The river here was pushing  hard along the opposite bank and I opted for a 6 No 4 ali stemmed stick float fished on my soft 12 foot Hardy rod, controlled with an ABU 501 closed face reel. The previous week I had used this rig a couple of miles downstream on a flooded section of the river, bulking the shot a foot from the hook, but today pushed the main bulk beneath the float to give good float control, while spreading four No 6 shot six inches up from the size 16 barbless hook to give a natural fall of the bread punch pellet.

I wet down some liquidised bread and squeezed together a small ball, throwing it up stream close to the far bank. With a 5 mm punch of bread on the hook, an under arm cast put the float close to the bank in the path of the feed. I straightened the line to the float and eased it down, watching it slant away, lifting into a good fish that dashed off downstream, the long shape of a chub flashing beneath the surface. Taking my time, it was soon in the net.

First cast! Was it a fluke? Another 5 mm punch of bread and I cast in again. The river was running fast and I eased the float down again, slowing it to half speed, releasing and stopping the line with my finger as it came off the reel. The float dipped, then half held down and I struck. This time a silver flash and the juddering fight of a dace was bending the rod top.

A fat dace, evidence that stocking by the Environment Agency with five inch dace in 2017, after a major pollution event, has been a success, the river being devoid of these hard fighting fish before this.

Dace made the running for the next ten minutes and I tried another ball of feed, increasing the depth by three inches, again holding the float back, then releasing it, swinging the bread on and off the bottom.

The float held down and I was in again, a golden flash followed by the dogged thump of a roach as it fought along the far bank, continuing upstream past my keepnet, where I netted it. This was turning into one of my better fishing sessions, any doubts about the pollution long forgotten. Another trot, another roach.

Dace were competing with the roach, the extra depth of the float allowing more positive bites.

Another small ball of bread kept the fish lined up, bites coming in the first six feet of trot, the float under in ten feet. Roach had moved up over the feed and became the main feature.

After an hour there were over twenty quality fish in the net already and I needed to wet down some more feed, a small ball every three, or four fish working well. Early on I switched to rolled bread as bait because the dace were knocking the standard slice off the hook.

The catching spree continued, getting into a rhythm, zeroing in on the roach, the landing net required for most.

Even the gudgeon were chunky, hugging the bottom all the way back.
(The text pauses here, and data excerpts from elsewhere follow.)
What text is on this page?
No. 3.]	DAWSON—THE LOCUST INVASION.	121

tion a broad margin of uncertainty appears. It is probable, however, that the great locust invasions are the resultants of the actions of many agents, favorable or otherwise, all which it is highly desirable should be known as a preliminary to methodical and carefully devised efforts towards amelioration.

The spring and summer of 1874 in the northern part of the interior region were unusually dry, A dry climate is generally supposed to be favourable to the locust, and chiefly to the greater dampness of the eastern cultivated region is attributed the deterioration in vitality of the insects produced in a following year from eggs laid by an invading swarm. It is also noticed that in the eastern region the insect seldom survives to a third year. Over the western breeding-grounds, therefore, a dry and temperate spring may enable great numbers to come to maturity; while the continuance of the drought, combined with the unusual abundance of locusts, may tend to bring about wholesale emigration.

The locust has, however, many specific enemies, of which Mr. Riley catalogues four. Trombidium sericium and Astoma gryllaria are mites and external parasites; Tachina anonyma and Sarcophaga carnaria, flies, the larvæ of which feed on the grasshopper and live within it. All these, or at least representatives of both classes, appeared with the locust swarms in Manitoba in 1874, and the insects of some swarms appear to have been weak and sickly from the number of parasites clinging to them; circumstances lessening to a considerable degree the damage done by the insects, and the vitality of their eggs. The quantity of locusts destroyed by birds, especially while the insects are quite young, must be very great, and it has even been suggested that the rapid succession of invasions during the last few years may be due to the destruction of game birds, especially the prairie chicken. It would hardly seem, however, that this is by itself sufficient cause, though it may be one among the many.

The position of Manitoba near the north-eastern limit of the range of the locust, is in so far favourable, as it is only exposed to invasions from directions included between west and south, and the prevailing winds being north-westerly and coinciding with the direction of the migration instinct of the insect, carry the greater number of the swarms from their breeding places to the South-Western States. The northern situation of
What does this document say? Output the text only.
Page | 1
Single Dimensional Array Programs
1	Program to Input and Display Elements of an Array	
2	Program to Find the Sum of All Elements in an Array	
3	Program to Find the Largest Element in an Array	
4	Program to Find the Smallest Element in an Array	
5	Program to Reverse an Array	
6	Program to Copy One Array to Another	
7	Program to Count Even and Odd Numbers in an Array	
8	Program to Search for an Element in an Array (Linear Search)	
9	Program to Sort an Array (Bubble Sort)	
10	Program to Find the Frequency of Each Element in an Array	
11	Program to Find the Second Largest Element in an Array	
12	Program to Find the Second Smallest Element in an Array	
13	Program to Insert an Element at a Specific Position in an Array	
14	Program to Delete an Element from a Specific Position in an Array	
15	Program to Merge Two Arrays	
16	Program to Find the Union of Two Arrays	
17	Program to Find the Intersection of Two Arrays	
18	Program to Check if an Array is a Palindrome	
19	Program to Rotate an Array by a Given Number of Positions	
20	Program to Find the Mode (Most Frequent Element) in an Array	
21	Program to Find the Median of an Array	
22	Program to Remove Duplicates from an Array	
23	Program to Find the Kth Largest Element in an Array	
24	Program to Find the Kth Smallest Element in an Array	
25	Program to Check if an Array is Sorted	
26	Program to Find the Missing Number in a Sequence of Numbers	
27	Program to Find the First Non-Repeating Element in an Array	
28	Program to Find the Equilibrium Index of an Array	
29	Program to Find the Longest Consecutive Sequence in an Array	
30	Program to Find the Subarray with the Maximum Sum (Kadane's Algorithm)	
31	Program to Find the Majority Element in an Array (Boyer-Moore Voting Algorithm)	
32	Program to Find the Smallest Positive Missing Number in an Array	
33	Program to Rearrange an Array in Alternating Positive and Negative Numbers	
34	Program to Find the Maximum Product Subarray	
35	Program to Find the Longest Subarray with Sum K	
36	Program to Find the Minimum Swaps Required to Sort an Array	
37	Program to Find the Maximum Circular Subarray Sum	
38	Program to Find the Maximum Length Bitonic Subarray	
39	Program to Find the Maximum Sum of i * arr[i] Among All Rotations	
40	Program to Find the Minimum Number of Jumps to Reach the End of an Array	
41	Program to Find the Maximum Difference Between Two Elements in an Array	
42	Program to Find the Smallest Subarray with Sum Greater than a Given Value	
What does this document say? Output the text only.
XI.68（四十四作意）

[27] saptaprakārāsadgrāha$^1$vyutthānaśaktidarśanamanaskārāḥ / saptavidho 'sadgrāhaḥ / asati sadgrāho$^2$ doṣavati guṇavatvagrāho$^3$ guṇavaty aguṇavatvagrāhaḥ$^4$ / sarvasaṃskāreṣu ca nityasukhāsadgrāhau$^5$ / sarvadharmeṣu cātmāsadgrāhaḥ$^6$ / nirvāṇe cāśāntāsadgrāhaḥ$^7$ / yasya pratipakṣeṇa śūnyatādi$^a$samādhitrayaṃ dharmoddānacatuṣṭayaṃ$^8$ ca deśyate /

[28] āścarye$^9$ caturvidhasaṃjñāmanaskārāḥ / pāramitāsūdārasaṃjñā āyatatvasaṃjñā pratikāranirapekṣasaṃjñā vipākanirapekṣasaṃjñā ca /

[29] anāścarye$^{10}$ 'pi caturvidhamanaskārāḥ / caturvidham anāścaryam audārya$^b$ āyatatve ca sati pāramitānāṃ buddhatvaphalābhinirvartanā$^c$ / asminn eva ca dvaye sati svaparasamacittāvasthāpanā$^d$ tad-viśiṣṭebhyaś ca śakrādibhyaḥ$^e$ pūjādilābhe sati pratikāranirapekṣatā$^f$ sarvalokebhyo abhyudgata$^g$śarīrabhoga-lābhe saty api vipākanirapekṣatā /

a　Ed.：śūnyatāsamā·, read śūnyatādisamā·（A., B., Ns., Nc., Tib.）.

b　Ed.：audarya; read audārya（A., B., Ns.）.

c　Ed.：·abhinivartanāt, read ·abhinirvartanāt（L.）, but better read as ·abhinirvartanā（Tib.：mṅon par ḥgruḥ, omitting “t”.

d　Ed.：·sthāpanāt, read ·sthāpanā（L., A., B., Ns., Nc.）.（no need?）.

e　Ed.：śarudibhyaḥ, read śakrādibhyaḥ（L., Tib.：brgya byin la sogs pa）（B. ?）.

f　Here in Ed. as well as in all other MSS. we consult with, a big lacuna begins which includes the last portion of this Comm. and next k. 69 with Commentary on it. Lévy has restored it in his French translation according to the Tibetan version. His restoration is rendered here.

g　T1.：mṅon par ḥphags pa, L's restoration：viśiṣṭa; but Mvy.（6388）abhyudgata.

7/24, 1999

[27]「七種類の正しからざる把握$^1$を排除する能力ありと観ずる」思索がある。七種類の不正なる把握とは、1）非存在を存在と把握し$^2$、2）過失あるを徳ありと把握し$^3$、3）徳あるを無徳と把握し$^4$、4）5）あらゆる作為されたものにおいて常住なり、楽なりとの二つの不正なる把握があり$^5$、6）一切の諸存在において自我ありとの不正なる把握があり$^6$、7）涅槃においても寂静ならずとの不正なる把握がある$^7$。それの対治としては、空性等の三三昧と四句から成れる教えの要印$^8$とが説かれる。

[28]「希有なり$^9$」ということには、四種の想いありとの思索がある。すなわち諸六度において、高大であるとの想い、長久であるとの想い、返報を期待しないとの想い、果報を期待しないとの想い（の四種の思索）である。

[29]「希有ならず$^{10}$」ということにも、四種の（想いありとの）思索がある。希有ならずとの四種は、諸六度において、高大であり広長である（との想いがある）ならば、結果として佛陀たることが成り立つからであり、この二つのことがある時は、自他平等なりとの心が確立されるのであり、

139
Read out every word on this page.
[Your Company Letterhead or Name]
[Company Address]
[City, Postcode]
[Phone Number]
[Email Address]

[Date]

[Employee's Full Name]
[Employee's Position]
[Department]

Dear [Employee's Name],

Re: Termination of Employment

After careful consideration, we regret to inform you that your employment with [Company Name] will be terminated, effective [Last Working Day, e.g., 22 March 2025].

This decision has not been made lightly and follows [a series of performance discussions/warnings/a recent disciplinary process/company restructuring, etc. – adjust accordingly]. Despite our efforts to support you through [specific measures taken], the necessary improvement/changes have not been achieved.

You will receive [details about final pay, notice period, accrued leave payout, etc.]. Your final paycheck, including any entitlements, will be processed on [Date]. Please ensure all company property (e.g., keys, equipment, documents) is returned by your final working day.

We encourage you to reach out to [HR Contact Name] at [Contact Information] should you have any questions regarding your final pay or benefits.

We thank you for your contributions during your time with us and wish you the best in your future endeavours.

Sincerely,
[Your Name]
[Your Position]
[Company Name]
Dace were still in the mix, along with gudgeon and roach. Chub may have been further down under the bush, but the float never reached that far before it was buried by fish like the roach below.

As predicted the rain started at 3:15. By 3:30 pm it was hammering down and I packed up, this dace being my last fish of a very productive afternoon.

Thanks to the Environment Agency and Thames Water, this little unsung river, a tributary of the mighty Thames, has been saved to provide excellent fishing for a small club.

Not bad for a few hours on the bread punch.